The development of a Brighouse flood alleviation scheme will be created after it was revealed that the effectiveness of current flood defences which were constructed more than 60 YEARS ago 'has been reduced'.
The initial assessments have identified that nearly 70 residential properties and over 100 commercial buildings are potentially at risk from flooding of the River Calder and Clifton Beck
Last week business owners hit out and feared that the devastating floods on Boxing Day 2015 could return if no action was taken especially in the Clifton Beck area.
The recent heavy rain saw high water levels recorded at the beck.
Calderdale Council has said this was in some part due to debris which had accumulated in the beck, which Council workers cleared as soon as it was reported.
Initial investigations have now identified that scaffolding erected as part of a nearby development contributed to the debris.
The Council has said to prevent further blockages, the site is being inspected daily by Council staff, and this work will continue as long as development works are onsite. Any maintenance of the beck will be carried out as required.
To manage future risks in Brighouse, Calderdale Council and the Environment Agency are developing a Brighouse flood alleviation scheme.
Calderdale Council’s Cabinet Member for Regeneration and Economic Development, Coun Barry Collins, said: “As part of our plans to reduce flood risk across the borough, it’s really important that a flood alleviation scheme is being developed in Brighouse.
"This will identify the areas that are most at risk and look at the best way to prevent further flooding in these locations in future – for example, by installing or replacing flood defences.
“While work on this scheme takes place, it’s also vital that we deal with any current flooding problems.
"The recent spell of bad weather caused some issues at Clifton Beck, so we will continue to monitor this and other ‘at risk’ areas.”

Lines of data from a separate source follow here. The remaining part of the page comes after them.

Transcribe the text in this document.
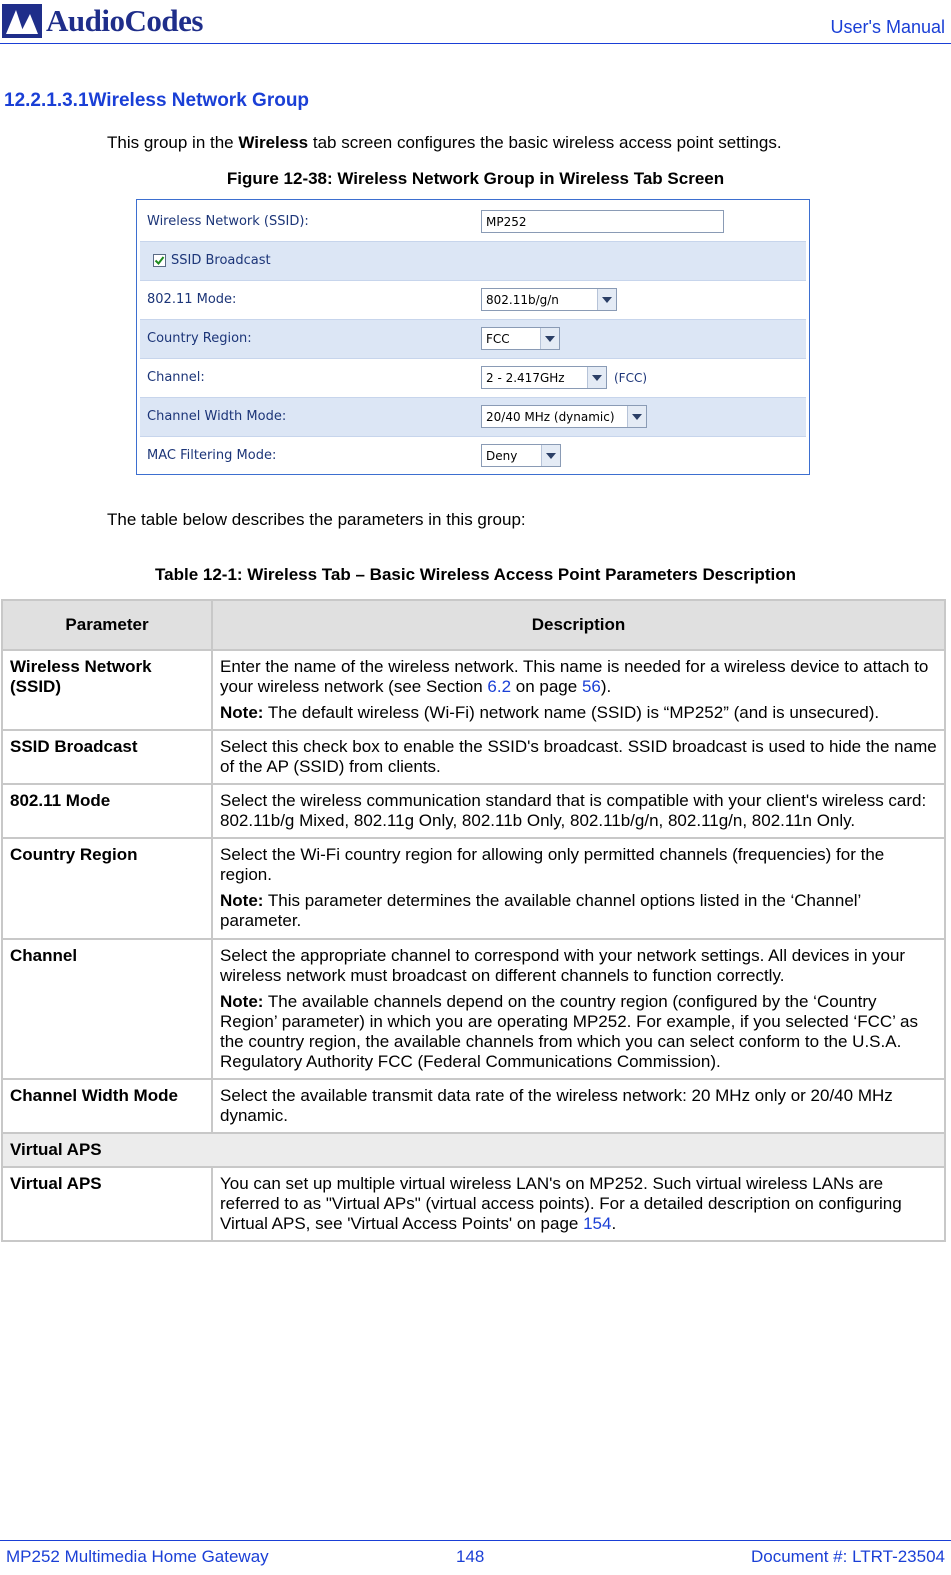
AudioCodes	User's Manual
12.2.1.3.1Wireless Network Group
This group in the Wireless tab screen configures the basic wireless access point settings.
Figure 12-38: Wireless Network Group in Wireless Tab Screen
Wireless Network (SSID):	MP252
SSID Broadcast
802.11 Mode:	802.11b/g/n
Country Region:	FCC
Channel:	2 - 2.417GHz	(FCC)
Channel Width Mode:	20/40 MHz (dynamic)
MAC Filtering Mode:	Deny
The table below describes the parameters in this group:
Table 12-1: Wireless Tab – Basic Wireless Access Point Parameters Description
Parameter	Description
Wireless Network (SSID)	Enter the name of the wireless network. This name is needed for a wireless device to attach to your wireless network (see Section 6.2 on page 56).

Note: The default wireless (Wi-Fi) network name (SSID) is “MP252” (and is unsecured).

SSID Broadcast	Select this check box to enable the SSID's broadcast. SSID broadcast is used to hide the name of the AP (SSID) from clients.
802.11 Mode	Select the wireless communication standard that is compatible with your client's wireless card: 802.11b/g Mixed, 802.11g Only, 802.11b Only, 802.11b/g/n, 802.11g/n, 802.11n Only.
Country Region	Select the Wi-Fi country region for allowing only permitted channels (frequencies) for the region.

Note: This parameter determines the available channel options listed in the ‘Channel’ parameter.

Channel	Select the appropriate channel to correspond with your network settings. All devices in your wireless network must broadcast on different channels to function correctly.

Note: The available channels depend on the country region (configured by the ‘Country Region’ parameter) in which you are operating MP252. For example, if you selected ‘FCC’ as the country region, the available channels from which you can select conform to the U.S.A. Regulatory Authority FCC (Federal Communications Commission).

Channel Width Mode	Select the available transmit data rate of the wireless network: 20 MHz only or 20/40 MHz dynamic.
Virtual APS	
Virtual APS	You can set up multiple virtual wireless LAN's on MP252. Such virtual wireless LANs are referred to as "Virtual APs" (virtual access points). For a detailed description on configuring Virtual APS, see 'Virtual Access Points' on page 154.
MP252 Multimedia Home Gateway	148	Document #: LTRT-23504
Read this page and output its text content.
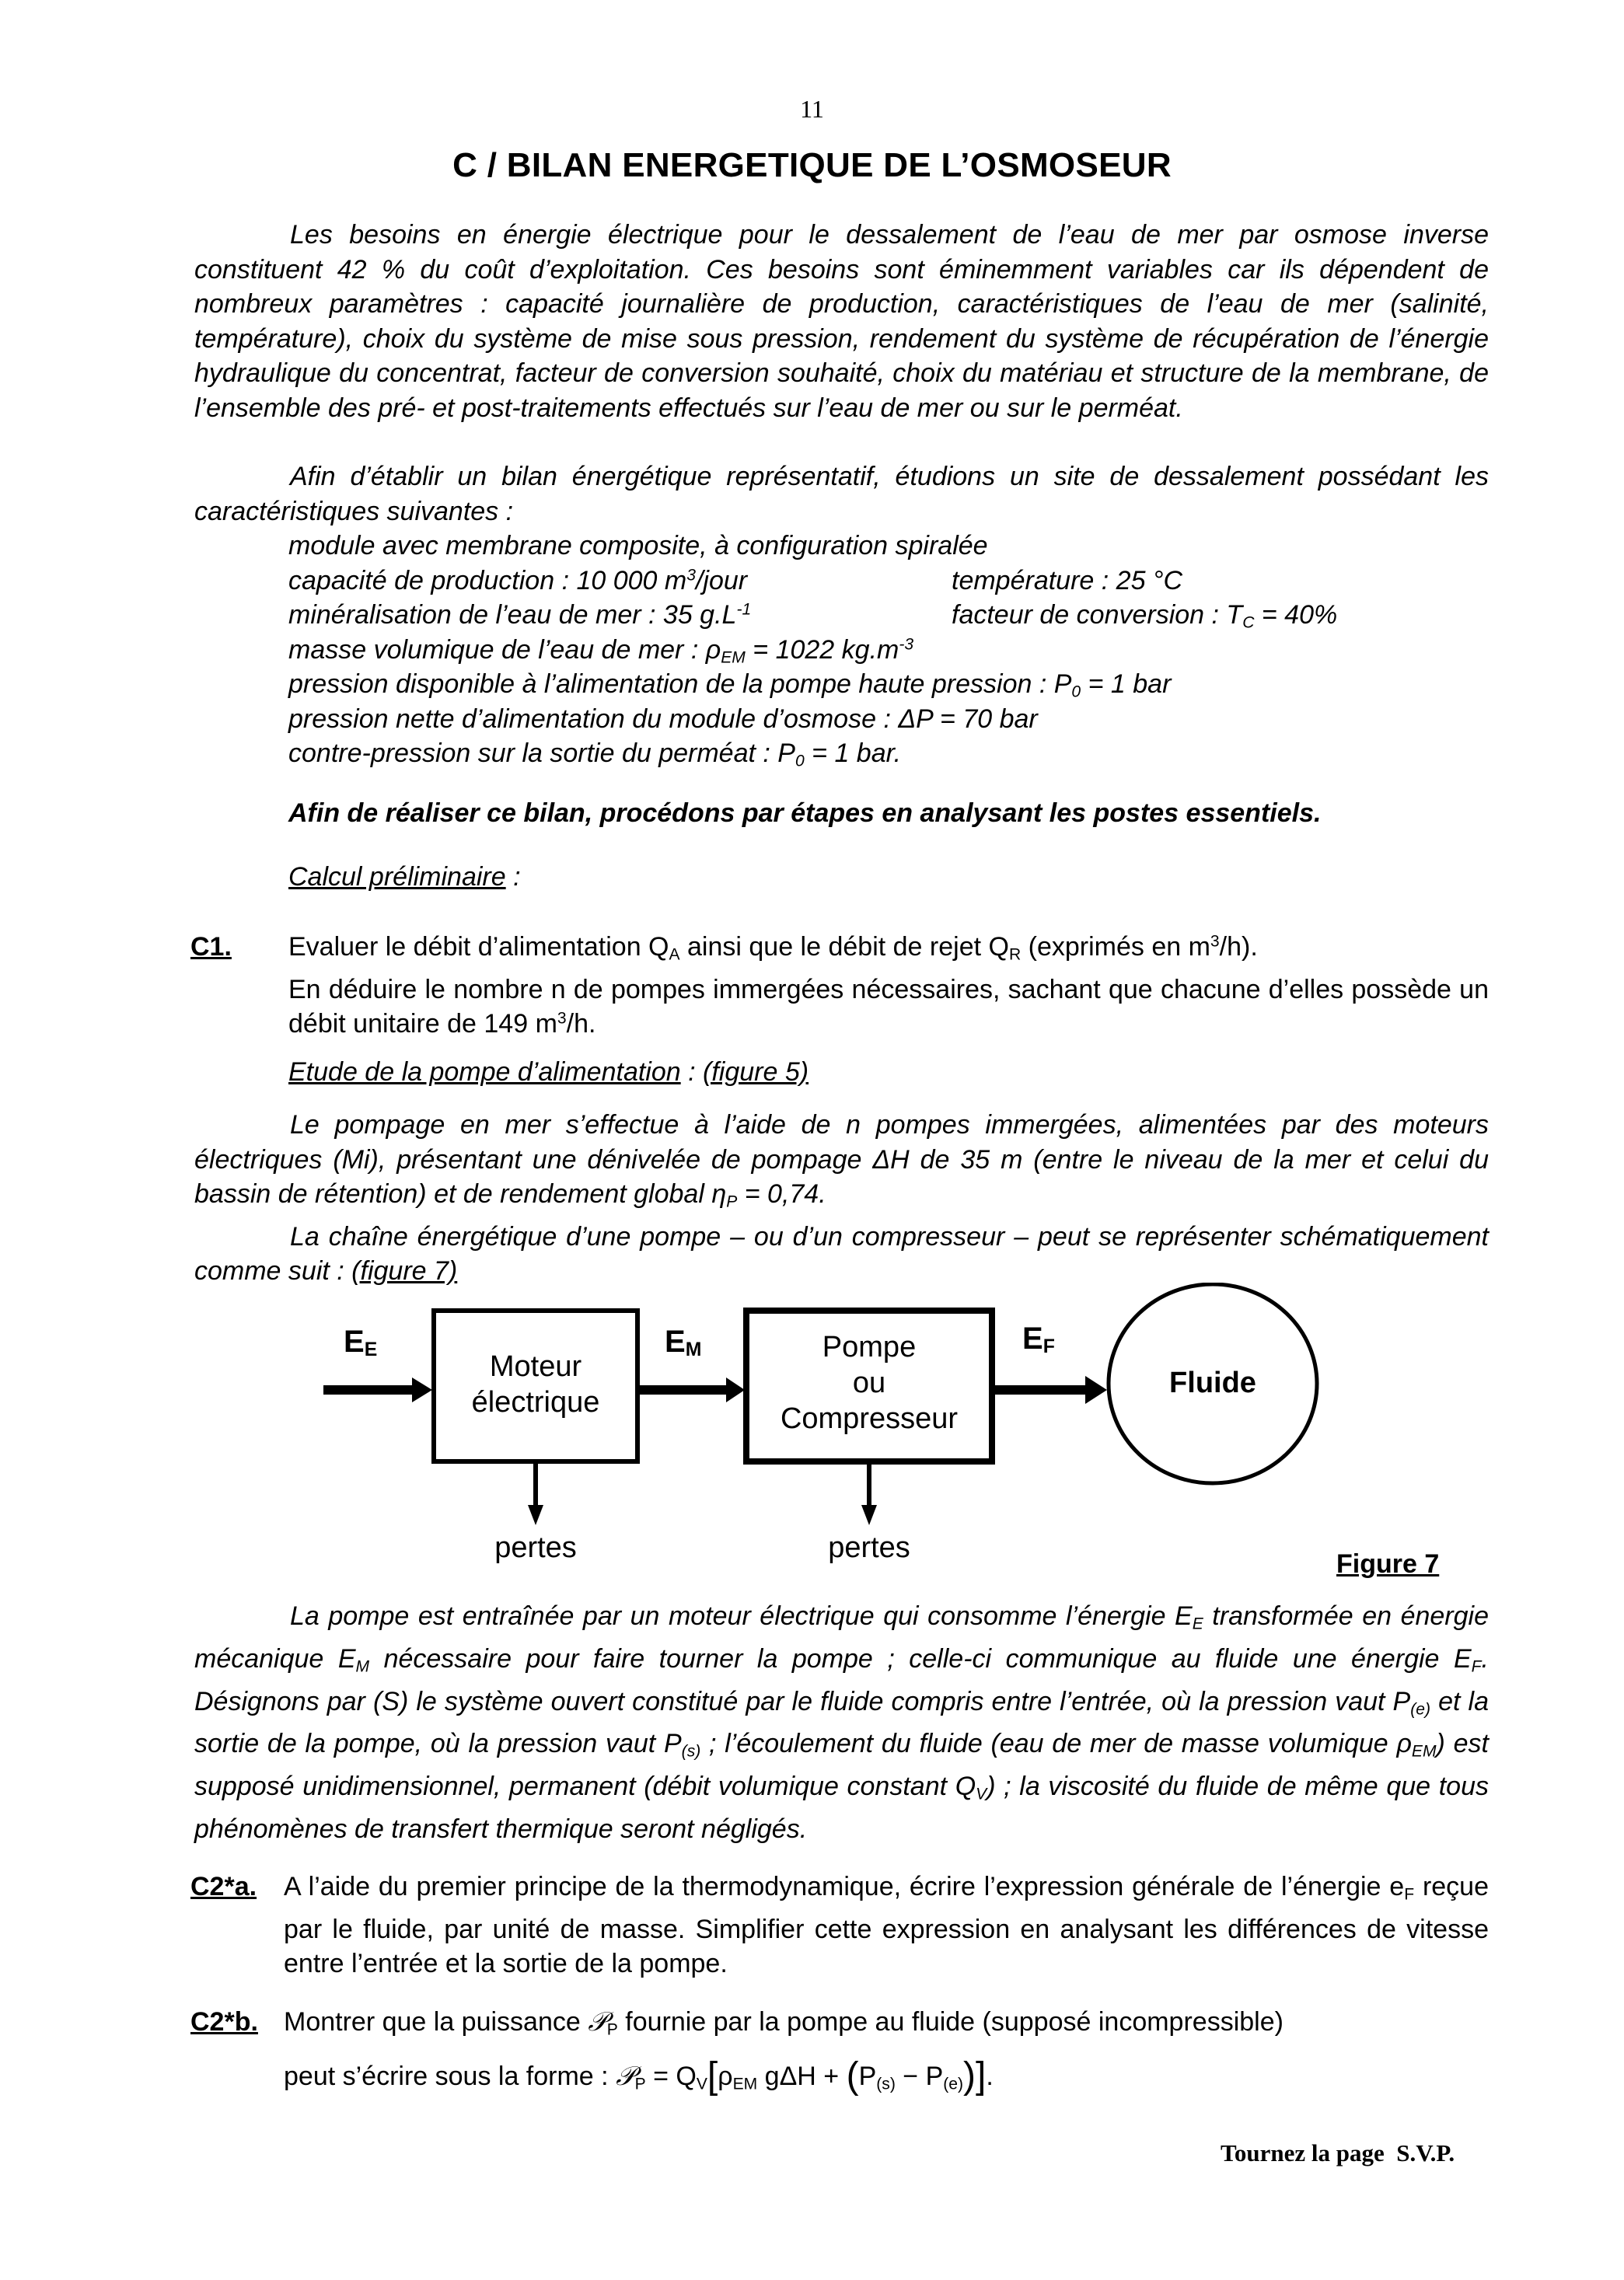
11
C / BILAN ENERGETIQUE DE L’OSMOSEUR
Les besoins en énergie électrique pour le dessalement de l’eau de mer par osmose inverse constituent 42 % du coût d’exploitation. Ces besoins sont éminemment variables car ils dépendent de nombreux paramètres : capacité journalière de production, caractéristiques de l’eau de mer (salinité, température), choix du système de mise sous pression, rendement du système de récupération de l’énergie hydraulique du concentrat, facteur de conversion souhaité, choix du matériau et structure de la membrane, de l’ensemble des pré- et post-traitements effectués sur l’eau de mer ou sur le perméat.
Afin d’établir un bilan énergétique représentatif, étudions un site de dessalement possédant les caractéristiques suivantes :
module avec membrane composite, à configuration spiralée
capacité de production : 10 000 $m^3$/jour	température : 25 °C
minéralisation de l’eau de mer : 35 $g.L^{-1}$	facteur de conversion : $T_C = 40\%$
masse volumique de l’eau de mer : $\rho_{EM} = 1022$ $kg.m^{-3}$
pression disponible à l’alimentation de la pompe haute pression : $P_0 = 1$ bar
pression nette d’alimentation du module d’osmose : ΔP = 70 bar
contre-pression sur la sortie du perméat : $P_0 = 1$ bar.
Afin de réaliser ce bilan, procédons par étapes en analysant les postes essentiels.
Calcul préliminaire :
C1. Evaluer le débit d’alimentation $Q_A$ ainsi que le débit de rejet $Q_R$ (exprimés en $m^3/h$).
En déduire le nombre n de pompes immergées nécessaires, sachant que chacune d’elles possède un débit unitaire de 149 $m^3/h$.
Etude de la pompe d’alimentation : (figure 5)
Le pompage en mer s’effectue à l’aide de n pompes immergées, alimentées par des moteurs électriques (Mi), présentant une dénivelée de pompage ΔH de 35 m (entre le niveau de la mer et celui du bassin de rétention) et de rendement global $\eta_P = 0,74$.
La chaîne énergétique d’une pompe – ou d’un compresseur – peut se représenter schématiquement comme suit : (figure 7)
$E_E$
Moteur
électrique
$E_M$	Pompe
ou
Compresseur
$E_F$
Fluide
pertes	pertes	Figure 7
La pompe est entraînée par un moteur électrique qui consomme l’énergie $E_E$ transformée en énergie mécanique $E_M$ nécessaire pour faire tourner la pompe ; celle-ci communique au fluide une énergie $E_F$. Désignons par (S) le système ouvert constitué par le fluide compris entre l’entrée, où la pression vaut $P_{(e)}$ et la sortie de la pompe, où la pression vaut $P_{(s)}$ ; l’écoulement du fluide (eau de mer de masse volumique $\rho_{EM}$) est supposé unidimensionnel, permanent (débit volumique constant $Q_V$) ; la viscosité du fluide de même que tous phénomènes de transfert thermique seront négligés.
C2*a. A l’aide du premier principe de la thermodynamique, écrire l’expression générale de l’énergie $e_F$ reçue par le fluide, par unité de masse. Simplifier cette expression en analysant les différences de vitesse entre l’entrée et la sortie de la pompe.
C2*b. Montrer que la puissance 𝒫$_P$ fournie par la pompe au fluide (supposé incompressible)
peut s’écrire sous la forme : 𝒫$_P$ = $Q_V[\rho_{EM}$ $g\Delta H + (P_{(s)} - P_{(e)})$].
Tournez la page  S.V.P.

One of the areas the flood alleviation scheme will focus on is the existing flood defences in the town, and how these can be improved.
The current flood defences were constructed in the 1960s and the Council has said in some places their effectiveness has been reduced as areas along the river have been altered or redeveloped.
The design of the scheme will review a number of ways to address this and strengthen the current defences where necessary.
This could potentially include the construction or replacement of flood defence walls and/or earth embankments along the River Calder and Clifton Beck and upstream storage at Wellholme Park.
Helen Batt, Calder catchment director for the Environment Agency, said: “We are working closely with Calderdale Council looking at all sources of flooding, including from surface water and the river, to provide a comprehensive flood alleviation scheme to help protect the people and businesses in Brighouse in the future."